Later in his life, he met a fabricator who was able to transform his art into three dimensions in resin and wood, and this monumental work—of a sculpture joined with the backdrop of a painting—brings to life a particularly twisted telling of Ovid’s myth of Diana and Actaeon. Here, the rapacious hunter is becoming a stag just as he grapples for the virginal forest goddess, licking her armpit with his cervine tongue while one of his dogs licks at Diana’s genitals and another bites at his ankle, preparing to devour his ensorcelled master. Taking plentiful cues from Bernini’s Apollo and Daphne, the work has the psychological layers, muted palette, and relished perversity of one of the artist’s brother’s paintings.
PAWEŁ ALTHAMER
Seated sculpture (2016)
neugerriemschneider (Berlin)
Low six figures
Celebrated for his gloopy Venetians installation at the 2014 Venice Biennale, featuring portraits of that island city’s denizens made from extruded gray plastic, Paweł Althamer is best when he places his plausibly lifelike creations in theatrical settings, like life-sized dioramas of humanity. This sculpture arises from one of those environments, a recent installation at neugerriemschneider’s Berlin gallery that placed this self-portrait of the artist—sitting cross-legged while carving a sculpture of his mother from a piece of wood—in an ancient mise-en-scène of mud, vegetation, and live birds, like some squalid, smelly patch of prehistory. Fabricated from plaster in the Pergamon Museum, which is famed for its stellar collection of antiquities from the Near East, the sculpture’s ancient affect is undercut by the contemporary tattoos the artist burnt into his ersatz body.
ALLISON KATZ
Irish Cock (2016)
The Approach (London)
Around £19,000
Living in London for the past several years, the American painter Allison Katz has gained an enthusiastic following among collectors, curators, and critics alike for her fresh and exuberant paintings of all manner of things, but especially for her irresistible portraits of monkeys and birds. The paintings tend to express personal themes from the artist’s life, though not in an overt way, and the viewer does not need to know that Katz recently got married to appreciate this heroic, vivacious view of an Irish Cock showered with handfuls of real rice. (Previous paintings in the series have featured rice as well.) Katz will have her next solo show with The Approach in September, so watch out for it.
WADE GUYTON
Untitled (2016)
Petzel (New York)
$600,000
In 2014, Wade Guyton used Art Basel as the staging ground to launch a retaliatory salvo against Christie’s following its sale of one of his fire paintings for $6 million—a price the artist thought smacked of pure speculative frenzy—by giving an identical painting to each of his five dealers at the fair, New York’s Friedrich Petzel, Cologne’s Galerie Gisela Capitain, Milan’s Gió Marconi, Paris’s Galerie Chantal Crousel, and Zürich’s Galerie Francesca Pia. Revenge, if you can call it that, was sweet: each sold the $350,000 painting in the early hours of the vernissage.

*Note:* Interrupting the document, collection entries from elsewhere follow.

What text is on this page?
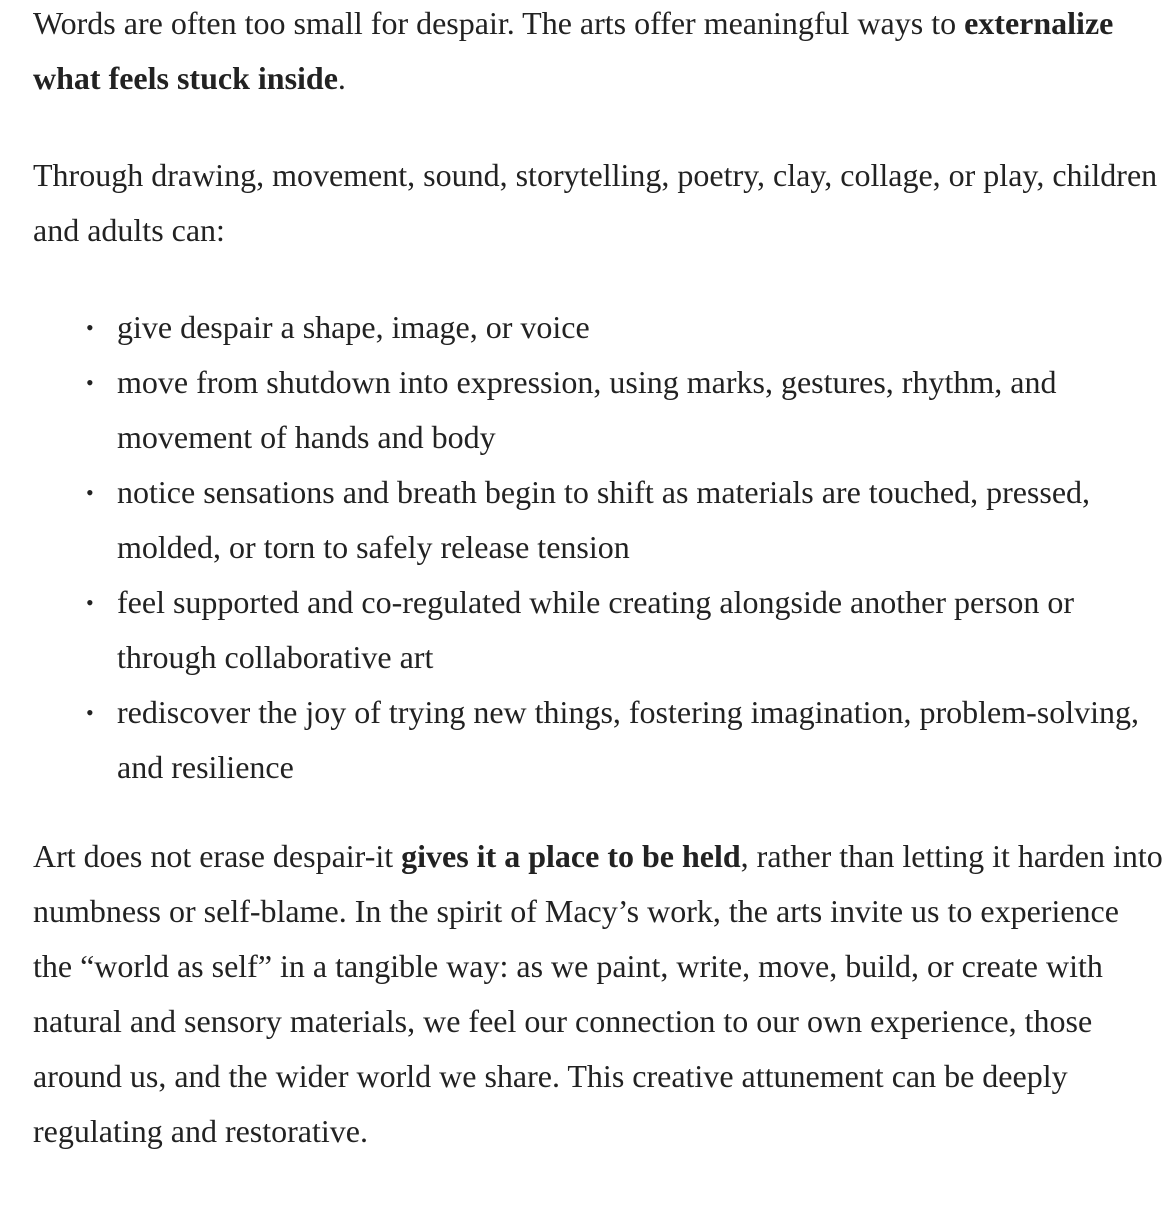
Words are often too small for despair. The arts offer meaningful ways to externalize what feels stuck inside.

Through drawing, movement, sound, storytelling, poetry, clay, collage, or play, children and adults can:

• give despair a shape, image, or voice
• move from shutdown into expression, using marks, gestures, rhythm, and movement of hands and body
• notice sensations and breath begin to shift as materials are touched, pressed, molded, or torn to safely release tension
• feel supported and co-regulated while creating alongside another person or through collaborative art
• rediscover the joy of trying new things, fostering imagination, problem-solving, and resilience

Art does not erase despair-it gives it a place to be held, rather than letting it harden into numbness or self-blame. In the spirit of Macy’s work, the arts invite us to experience the “world as self” in a tangible way: as we paint, write, move, build, or create with natural and sensory materials, we feel our connection to our own experience, those around us, and the wider world we share. This creative attunement can be deeply regulating and restorative.
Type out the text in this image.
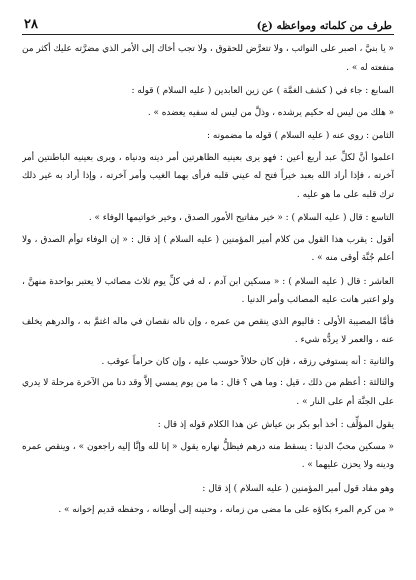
طرف من كلماته ومواعظه (ع)
٢٨

« يا بنيَّ ، اصبر على النوائب ، ولا تتعرَّض للحقوق ، ولا تجب أخاك إلى الأمر الذي مضرَّته عليك أكثر من منفعته له » .

السابع : جاء في ( كشف الغمَّة ) عن زين العابدين ( عليه السلام ) قوله :

« هلك من ليس له حكيم يرشده ، وذلَّ من ليس له سفيه يعضده » .

الثامن : روي عنه ( عليه السلام ) قوله ما مضمونه :

اعلموا أنَّ لكلِّ عبد أربع أعين : فهو يرى بعينيه الظاهرتين أمر دينه ودنياه ، ويرى بعينيه الباطنتين أمر آخرته ، فإذا أراد الله بعبد خيراً فتح له عيني قلبه فرأى بهما الغيب وأمر آخرته ، وإذا أراد به غير ذلك ترك قلبه على ما هو عليه .

التاسع : قال ( عليه السلام ) : « خير مفاتيح الأمور الصدق ، وخير خواتيمها الوفاء » .

أقول : يقرب هذا القول من كلام أمير المؤمنين ( عليه السلام ) إذ قال : « إن الوفاء توأم الصدق ، ولا أعلم جُنَّة أوقى منه » .

العاشر : قال ( عليه السلام ) : « مسكين ابن آدم ، له في كلِّ يوم ثلاث مصائب لا يعتبر بواحدة منهنَّ ، ولو اعتبر هانت عليه المصائب وأمر الدنيا .

فأمَّا المصيبة الأولى : فاليوم الذي ينقص من عمره ، وإن ناله نقصان في ماله اغتمَّ به ، والدرهم يخلف عنه ، والعمر لا يردُّه شيء .

والثانية : أنه يستوفي رزقه ، فإن كان حلالاً حوسب عليه ، وإن كان حراماً عوقب .

والثالثة : أعظم من ذلك ، قيل : وما هي ؟ قال : ما من يوم يمسي إلاَّ وقد دنا من الآخرة مرحلة لا يدري على الجنَّة أم على النار » .

يقول المؤلِّف : أخذ أبو بكر بن عياش عن هذا الكلام قوله إذ قال :

« مسكين محبّ الدنيا : يسقط منه درهم فيظلُّ نهاره يقول « إنا لله وإنَّا إليه راجعون » ، وينقص عمره ودينه ولا يحزن عليهما » .

وهو مفاد قول أمير المؤمنين ( عليه السلام ) إذ قال :

« من كرم المرء بكاؤه على ما مضى من زمانه ، وحنينه إلى أوطانه ، وحفظه قديم إخوانه » .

Guyton evidently enjoyed that, because he’s done it again this year, and then some: each of his dealers has come to the fair with a brand-new oversize piece from a new series that he made, this one an inkjet print of a photo he took of the floor of his Brooklyn studio, showimg his foot in the lower left and patches of blue tape throughout. Recalling both Jasper Johns and Gustave Caillebotte’s The Floor Planers, the piece—at nearly twice the size and price as last time—is actually a diptych, since the printer couldn’t do the whole width in one go, and the series will go on view in Dijon later this year.
BONUS:
SARA CWYNAR
Soft Film (2016)
Foxy Productions (New York)
$15,000
A former New York Times designer who assembled covers for the Sunday magazine section, Sarah Cwynar is adept in manipulating imagery and archival content for commercial ends—a professional skill that she turns inside out in her hugely impressive first film on view in the Statements section.

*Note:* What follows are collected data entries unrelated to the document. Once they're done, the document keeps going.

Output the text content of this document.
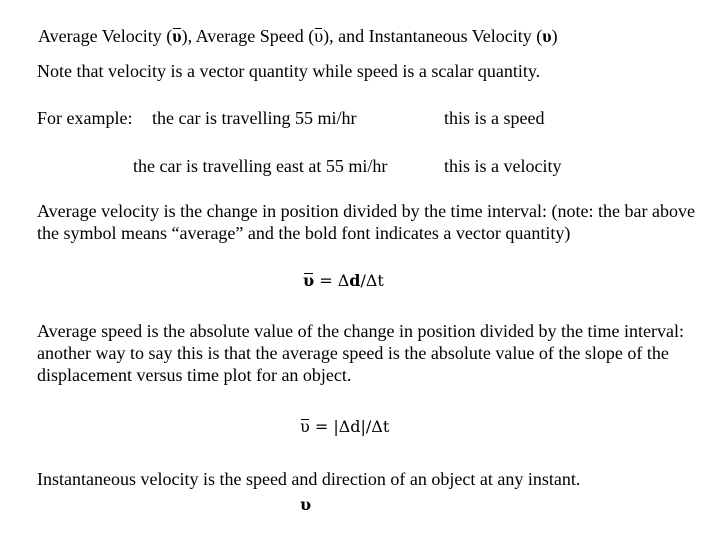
Average Velocity (υ), Average Speed (υ), and Instantaneous Velocity (υ)
Note that velocity is a vector quantity while speed is a scalar quantity.
For example: the car is travelling 55 mi/hr	this is a speed
the car is travelling east at 55 mi/hr	this is a velocity
Average velocity is the change in position divided by the time interval: (note: the bar above the symbol means “average” and the bold font indicates a vector quantity)
υ = Δd/Δt
Average speed is the absolute value of the change in position divided by the time interval: another way to say this is that the average speed is the absolute value of the slope of the displacement versus time plot for an object.
υ = |Δd|/Δt
Instantaneous velocity is the speed and direction of an object at any instant.
υ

Featuring images of hands fondling boxes and assorted objects intercut with black-and-white photographs of strangers and scenes of the artist posing awkwardly on a kind of cliché portrait set, the film is driven by a male narrator who complains about visual overload: “Of course I can't sleep because there's too much too look at… too many things to click on… Would you mind telling me where to look?… What about the idea that objects outlive humans?… Why would you make anything new when there's so much already?” He also takes a few opportunities to talk about “soft misogyny, the way someone asks your husband about his job and asks you about the family pet.”

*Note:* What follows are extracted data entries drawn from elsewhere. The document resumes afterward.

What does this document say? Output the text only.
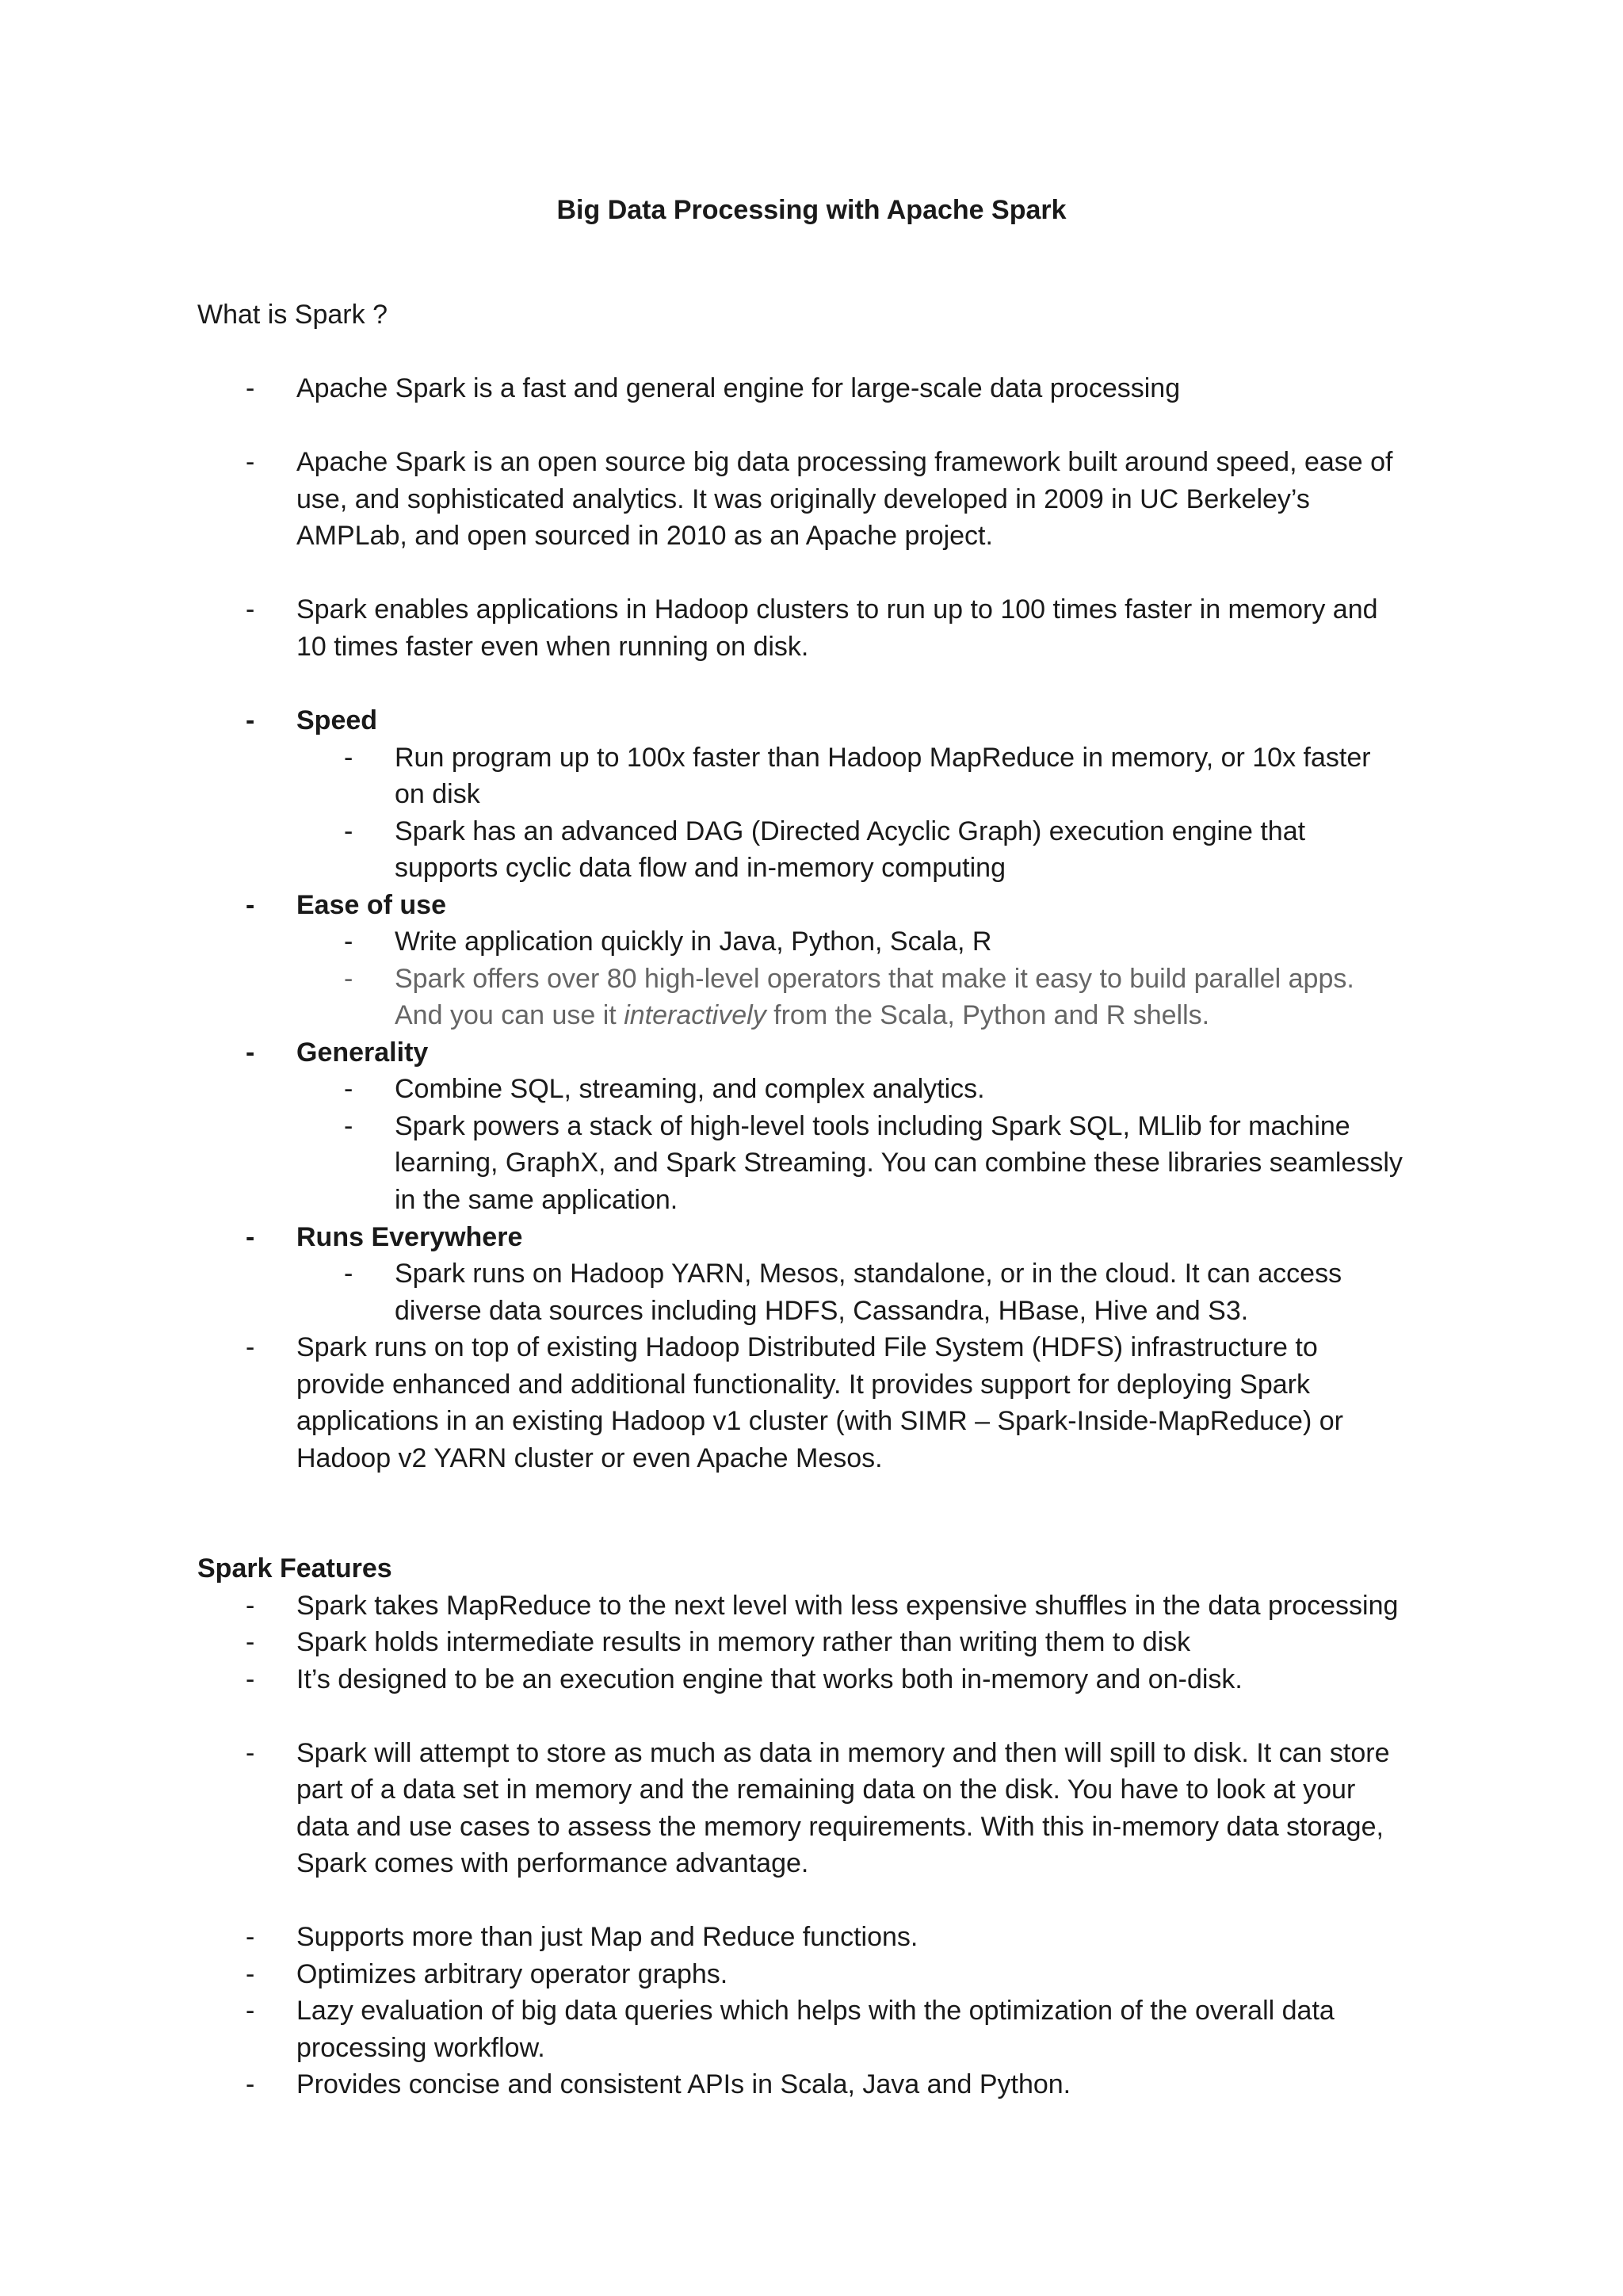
Big Data Processing with Apache Spark
What is Spark ?
- Apache Spark is a fast and general engine for large-scale data processing
- Apache Spark is an open source big data processing framework built around speed, ease of
use, and sophisticated analytics. It was originally developed in 2009 in UC Berkeley’s
AMPLab, and open sourced in 2010 as an Apache project.
- Spark enables applications in Hadoop clusters to run up to 100 times faster in memory and
10 times faster even when running on disk.
- Speed
- Run program up to 100x faster than Hadoop MapReduce in memory, or 10x faster
on disk
- Spark has an advanced DAG (Directed Acyclic Graph) execution engine that
supports cyclic data flow and in-memory computing
- Ease of use
- Write application quickly in Java, Python, Scala, R
- Spark offers over 80 high-level operators that make it easy to build parallel apps.
And you can use it interactively from the Scala, Python and R shells.
- Generality
- Combine SQL, streaming, and complex analytics.
- Spark powers a stack of high-level tools including Spark SQL, MLlib for machine
learning, GraphX, and Spark Streaming. You can combine these libraries seamlessly
in the same application.
- Runs Everywhere
- Spark runs on Hadoop YARN, Mesos, standalone, or in the cloud. It can access
diverse data sources including HDFS, Cassandra, HBase, Hive and S3.
- Spark runs on top of existing Hadoop Distributed File System (HDFS) infrastructure to
provide enhanced and additional functionality. It provides support for deploying Spark
applications in an existing Hadoop v1 cluster (with SIMR – Spark-Inside-MapReduce) or
Hadoop v2 YARN cluster or even Apache Mesos.
Spark Features
- Spark takes MapReduce to the next level with less expensive shuffles in the data processing
- Spark holds intermediate results in memory rather than writing them to disk
- It’s designed to be an execution engine that works both in-memory and on-disk.
- Spark will attempt to store as much as data in memory and then will spill to disk. It can store
part of a data set in memory and the remaining data on the disk. You have to look at your
data and use cases to assess the memory requirements. With this in-memory data storage,
Spark comes with performance advantage.
- Supports more than just Map and Reduce functions.
- Optimizes arbitrary operator graphs.
- Lazy evaluation of big data queries which helps with the optimization of the overall data
processing workflow.
- Provides concise and consistent APIs in Scala, Java and Python.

Every now and then Cwynar’s own voice cuts in to correct the narrative, and the result is an arresting, mesmerizing achievement that recalls Camille Henrot’s Grosse Point Fatigue and suggests a whole genre of anxious films about looking and clicking in an effort to connect. A winner of this year’s Baloise Prize, the film will be given to Frankfurt’s Museum für Moderne Kunst.